C’è un posto, nel mondo, dove un appassionato di nuoto, e di discipline natatorie, può sentirsi in paradiso.

Questo posto si trova a Fort Lauderdale, in Florida, poco più a nord di Miami, ed è la International Swimming Hall of Fame.

Il museo, nato nel 1968, si trova alle spalle del complesso natatorio americano, e negli anni si sta arricchendo con cimeli e memorabilia dei più grandi nuotatori di sempre, rendendolo un must-see per chi passa da lì ed ama l’acqua clorata.

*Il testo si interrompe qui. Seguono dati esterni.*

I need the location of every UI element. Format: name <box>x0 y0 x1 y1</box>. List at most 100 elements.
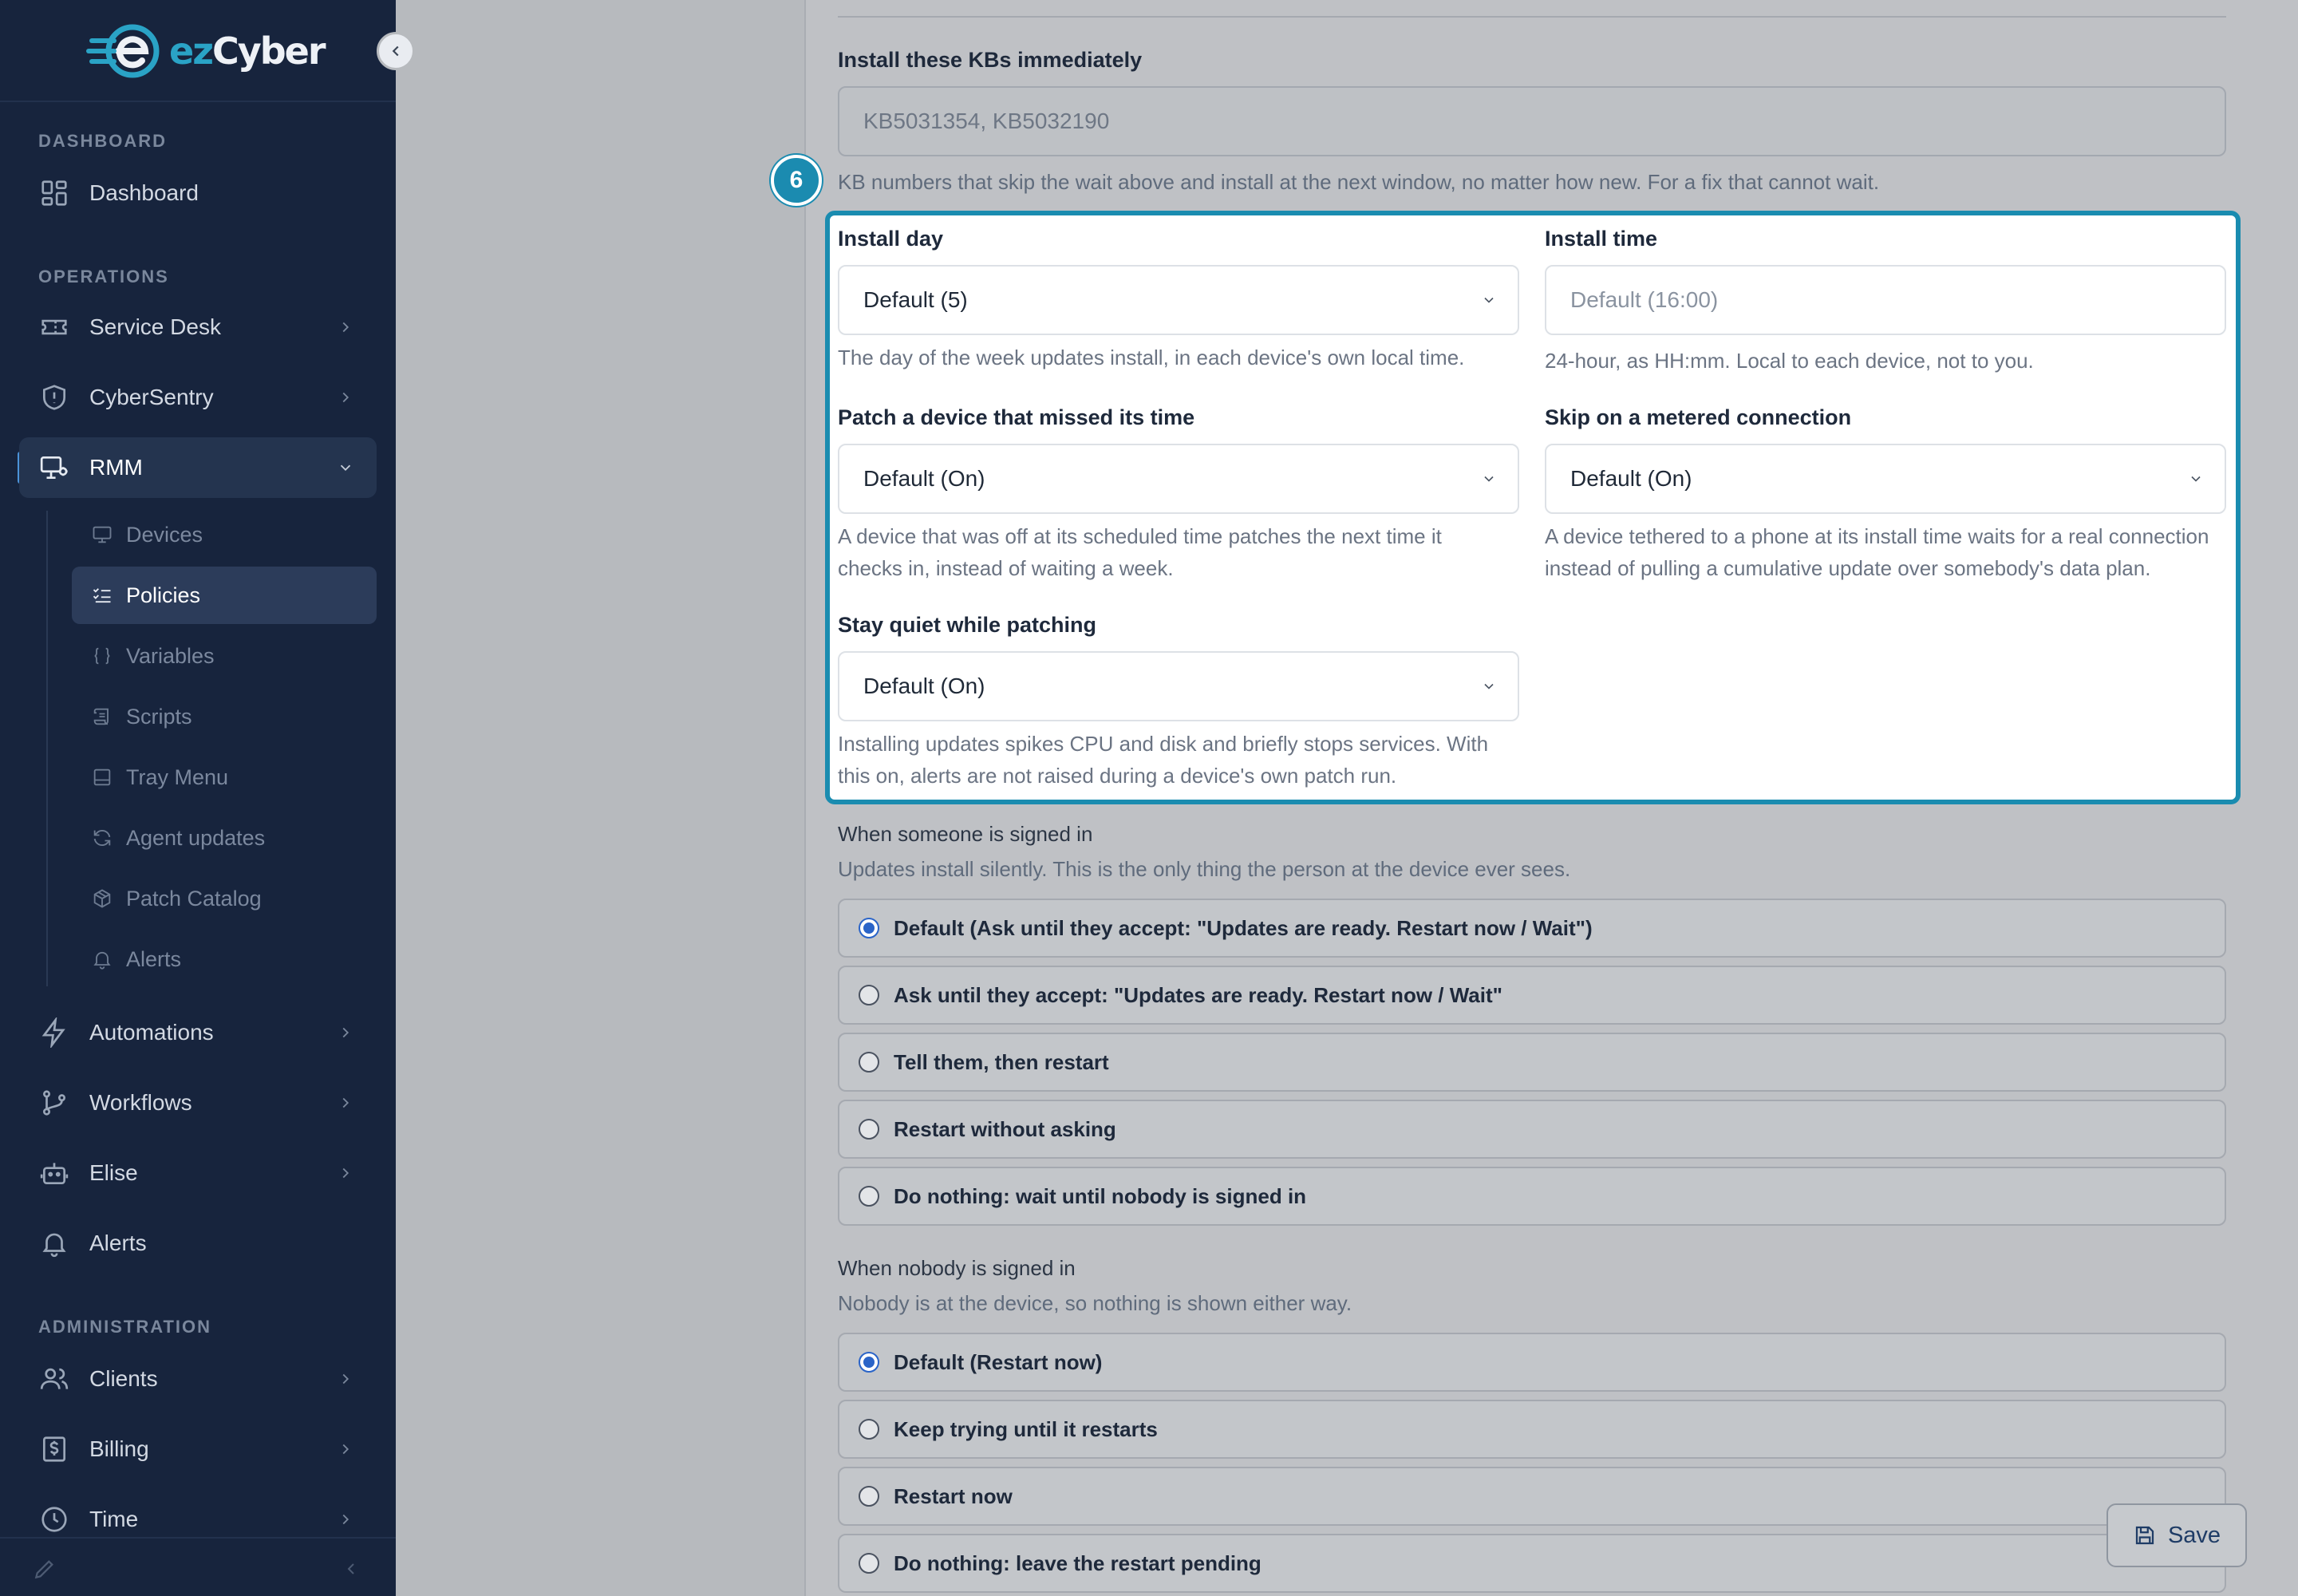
sidebar-subitem-tray-menu[interactable]: Tray Menu <box>72 749 377 806</box>
radio-selected[interactable] <box>859 1352 879 1373</box>
install-time-input[interactable]: Default (16:00) <box>1545 265 2226 335</box>
sidebar-subitem-alerts[interactable]: Alerts <box>72 930 377 988</box>
missed-select[interactable]: Default (On) <box>838 444 1519 514</box>
radio-label: Default (Restart now) <box>894 1349 1103 1374</box>
sidebar-item-label: Workflows <box>89 1090 192 1115</box>
sidebar-item-clients[interactable]: Clients <box>19 1349 377 1409</box>
sidebar-item-service-desk[interactable]: Service Desk <box>19 297 377 358</box>
sidebar-item-label: CyberSentry <box>89 385 214 409</box>
radio-label: Do nothing: leave the restart pending <box>894 1551 1262 1575</box>
sidebar-item-elise[interactable]: Elise <box>19 1143 377 1203</box>
step-badge: 6 <box>771 155 822 206</box>
sidebar-item-label: Billing <box>89 1436 149 1461</box>
brand-name: ezCyber <box>169 30 326 73</box>
signed-in-option[interactable]: Do nothing: wait until nobody is signed … <box>838 1167 2226 1226</box>
sidebar-collapse-button[interactable] <box>377 32 415 70</box>
chevron-down-icon <box>340 464 351 472</box>
radio-label: Ask until they accept: "Updates are read… <box>894 982 1502 1007</box>
quiet-help-line2: this on, alerts are not raised during a … <box>838 764 1397 788</box>
pencil-icon[interactable] <box>32 1556 57 1582</box>
sidebar-item-billing[interactable]: Billing <box>19 1419 377 1479</box>
sidebar-item-workflows[interactable]: Workflows <box>19 1073 377 1133</box>
chevron-right-icon <box>342 1373 349 1385</box>
signed-in-label: When someone is signed in <box>838 822 1093 846</box>
section-label-administration: ADMINISTRATION <box>38 1317 212 1337</box>
nobody-option[interactable]: Do nothing: leave the restart pending <box>838 1534 2226 1593</box>
sidebar-item-label: Dashboard <box>89 180 199 205</box>
sidebar-subitem-scripts[interactable]: Scripts <box>72 688 377 745</box>
sidebar-item-label: Automations <box>89 1020 214 1045</box>
radio[interactable] <box>859 1119 879 1140</box>
metered-help-line2: instead of pulling a cumulative update o… <box>1545 556 2151 580</box>
sidebar-item-rmm[interactable]: RMM <box>19 437 377 498</box>
nobody-option[interactable]: Default (Restart now) <box>838 1333 2226 1392</box>
nobody-option[interactable]: Keep trying until it restarts <box>838 1400 2226 1459</box>
sidebar-subitem-label: Alerts <box>126 946 182 971</box>
radio[interactable] <box>859 1052 879 1073</box>
bell-icon <box>38 1227 70 1259</box>
brand-name-part1: ez <box>169 30 214 73</box>
save-button[interactable]: Save <box>2106 1503 2247 1567</box>
sidebar-item-alerts[interactable]: Alerts <box>19 1213 377 1274</box>
braces-icon <box>91 645 113 667</box>
chevron-down-icon <box>1484 683 1494 689</box>
radio[interactable] <box>859 1186 879 1207</box>
radio[interactable] <box>859 1486 879 1507</box>
quiet-value: Default (On) <box>863 674 985 698</box>
sidebar-item-dashboard[interactable]: Dashboard <box>19 163 377 223</box>
save-button-label: Save <box>2167 1522 2221 1548</box>
signed-in-option[interactable]: Ask until they accept: "Updates are read… <box>838 966 2226 1025</box>
sidebar-subitem-label: Patch Catalog <box>126 886 262 911</box>
floppy-disk-icon <box>2135 1526 2154 1545</box>
branch-icon <box>38 1087 70 1119</box>
radio[interactable] <box>859 985 879 1005</box>
scroll-icon <box>91 705 113 728</box>
radio[interactable] <box>859 1553 879 1574</box>
sidebar-subitem-label: Variables <box>126 643 215 668</box>
install-day-label: Install day <box>838 227 944 251</box>
sidebar-item-automations[interactable]: Automations <box>19 1002 377 1063</box>
metered-select[interactable]: Default (On) <box>1545 444 2226 514</box>
chevron-down-icon <box>2191 476 2201 482</box>
radio-label: Restart now <box>894 1483 1013 1508</box>
kbs-input[interactable]: KB5031354, KB5032190 <box>838 86 2226 156</box>
install-day-select[interactable]: Default (5) <box>838 265 1519 335</box>
sidebar-footer <box>0 1537 396 1596</box>
sidebar-item-label: Time <box>89 1507 139 1531</box>
sidebar-subitem-label: Policies <box>126 583 201 607</box>
signed-in-option[interactable]: Restart without asking <box>838 1100 2226 1159</box>
logo-divider <box>0 101 396 102</box>
metered-value: Default (On) <box>1570 466 1692 491</box>
signed-in-option[interactable]: Default (Ask until they accept: "Updates… <box>838 899 2226 958</box>
radio-selected[interactable] <box>859 918 879 938</box>
radio-label: Keep trying until it restarts <box>894 1416 1158 1441</box>
sidebar-item-cybersentry[interactable]: CyberSentry <box>19 367 377 428</box>
chevron-right-icon <box>342 322 349 333</box>
collapse-sidebar-icon[interactable] <box>342 1559 361 1578</box>
quiet-select[interactable]: Default (On) <box>838 651 1519 721</box>
metered-help-line1: A device tethered to a phone at its inst… <box>1545 524 2209 548</box>
chevron-right-icon <box>342 1167 349 1179</box>
kbs-label: Install these KBs immediately <box>838 48 1143 72</box>
radio[interactable] <box>859 1419 879 1440</box>
lightning-icon <box>38 1017 70 1049</box>
chevron-down-icon <box>1484 476 1494 482</box>
chevron-right-icon <box>342 1514 349 1525</box>
sidebar-subitem-variables[interactable]: Variables <box>72 627 377 685</box>
signed-in-option[interactable]: Tell them, then restart <box>838 1033 2226 1092</box>
chevron-right-icon <box>342 1444 349 1455</box>
brand-logo[interactable]: ezCyber <box>86 18 326 85</box>
sidebar-subitem-patch-catalog[interactable]: Patch Catalog <box>72 870 377 927</box>
grid-icon <box>38 177 70 209</box>
kbs-help: KB numbers that skip the wait above and … <box>838 170 1880 194</box>
dollar-receipt-icon <box>38 1433 70 1465</box>
missed-value: Default (On) <box>863 466 985 491</box>
sidebar-subitem-devices[interactable]: Devices <box>72 506 377 563</box>
sidebar-subitem-agent-updates[interactable]: Agent updates <box>72 809 377 867</box>
metered-label: Skip on a metered connection <box>1545 405 1852 429</box>
nobody-option[interactable]: Restart now <box>838 1467 2226 1526</box>
chevron-down-icon <box>1484 297 1494 303</box>
missed-label: Patch a device that missed its time <box>838 405 1195 429</box>
sidebar-subitem-policies[interactable]: Policies <box>72 567 377 624</box>
robot-icon <box>38 1157 70 1189</box>
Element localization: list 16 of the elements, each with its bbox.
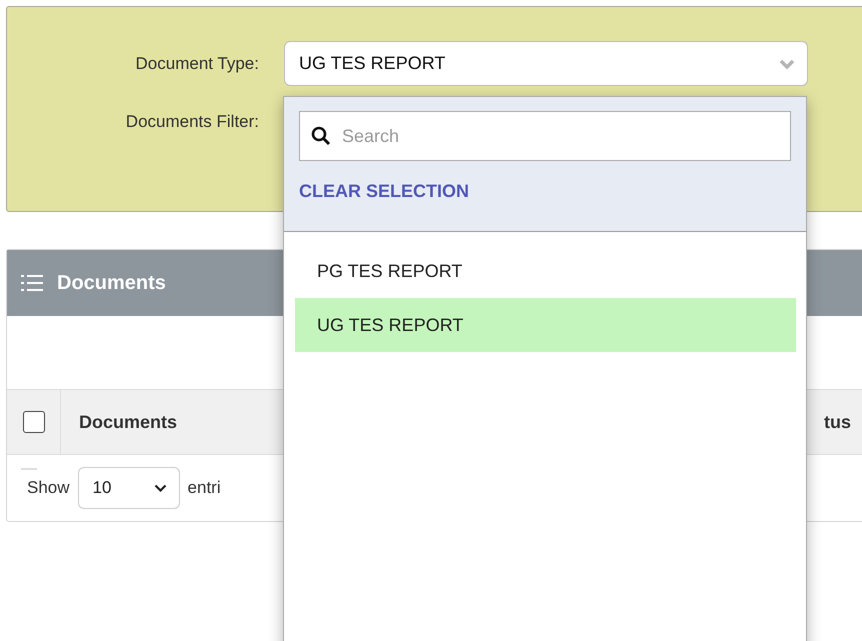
chevron-icon	[154, 484, 167, 492]
dropdown-option[interactable]: PG TES REPORT	[295, 244, 796, 298]
select-all-checkbox[interactable]	[22, 411, 44, 433]
list-icon	[21, 274, 43, 292]
chevron-icon	[779, 58, 795, 68]
document-type-select[interactable]: UG TES REPORT	[284, 41, 808, 86]
show-label: Show	[27, 478, 70, 498]
clear-selection-link[interactable]: CLEAR SELECTION	[299, 181, 470, 202]
entries-label: entri	[188, 478, 221, 498]
panel-title: Documents	[57, 272, 166, 294]
page-size-select[interactable]: 10	[78, 467, 180, 509]
field-label: Document Type:	[134, 54, 259, 74]
column-header[interactable]: tus	[806, 412, 851, 432]
dropdown-option[interactable]: UG TES REPORT	[295, 298, 796, 352]
field-label: Documents Filter:	[124, 112, 259, 132]
search-field[interactable]: Search	[299, 111, 791, 161]
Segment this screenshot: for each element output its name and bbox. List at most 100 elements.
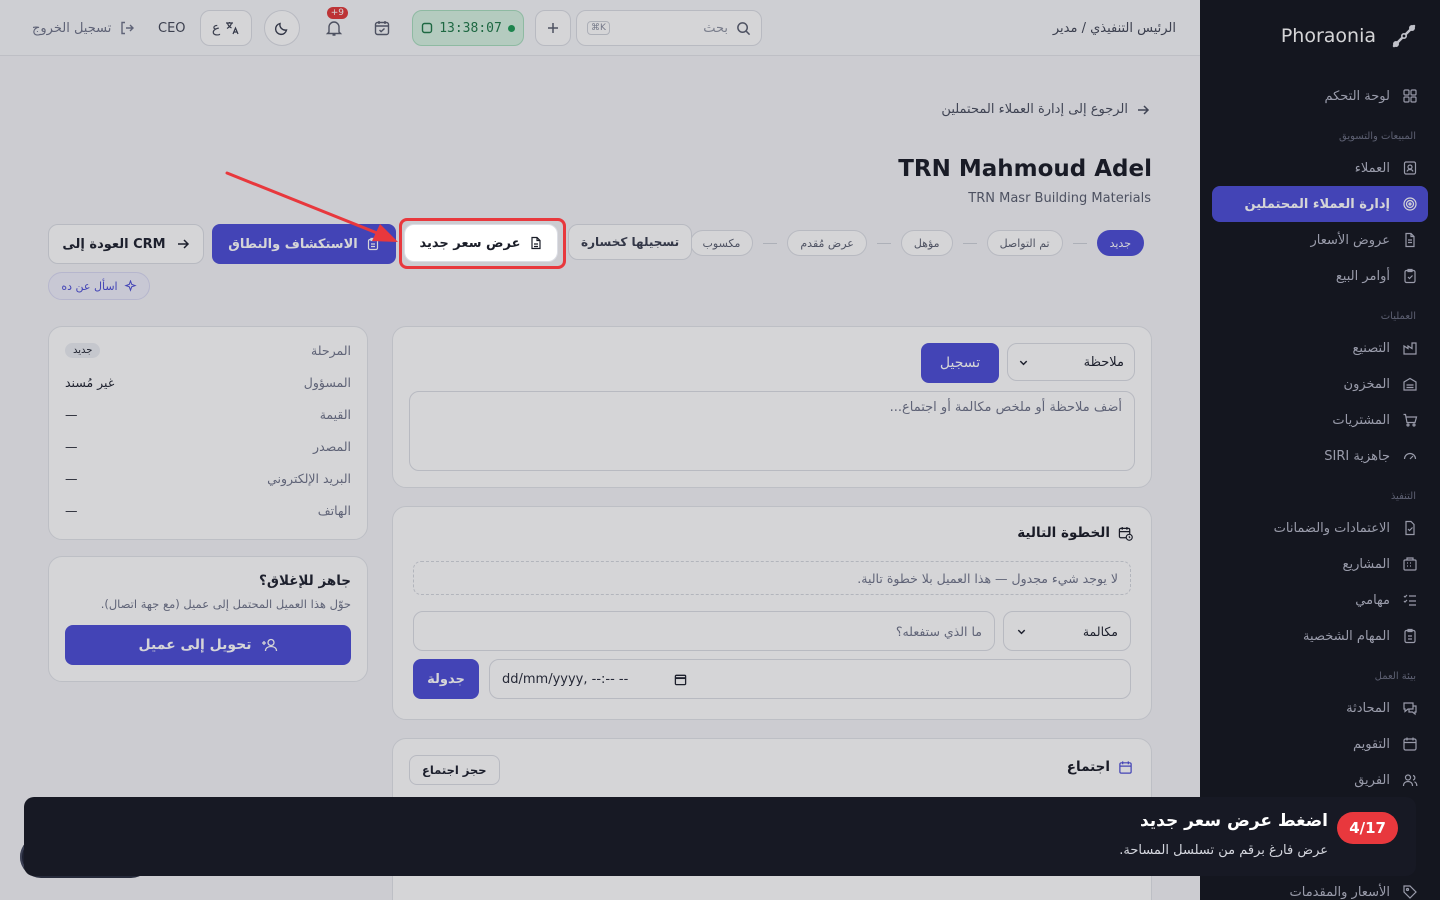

Mi rendo conto che, messa per esempio a confronto con i musei delle grandi squadre di calcio, la ISHOF può sembrare la brutta copia di un Hard Rock Cafè, ma è notorio che noi fan di nuoto ci accontentiamo di poco, e penso che al suo interno ci sia quanto basta per sognare, un giorno, di andarci.

Nel frattempo, visto anche il periodo, bisogna accontentarsi di un tour virtuale, grazie al quale però possiamo scorgere l’accappatoio di Mark Spitz, il costume di Gertrude Ederle e la tuta di Michael Phelps, oltre che la statua di cera di Johnny Weissmuller e moltissime altre “reliquie” sportive di nuotatori, pallanotisti, tuffatori e sincronette.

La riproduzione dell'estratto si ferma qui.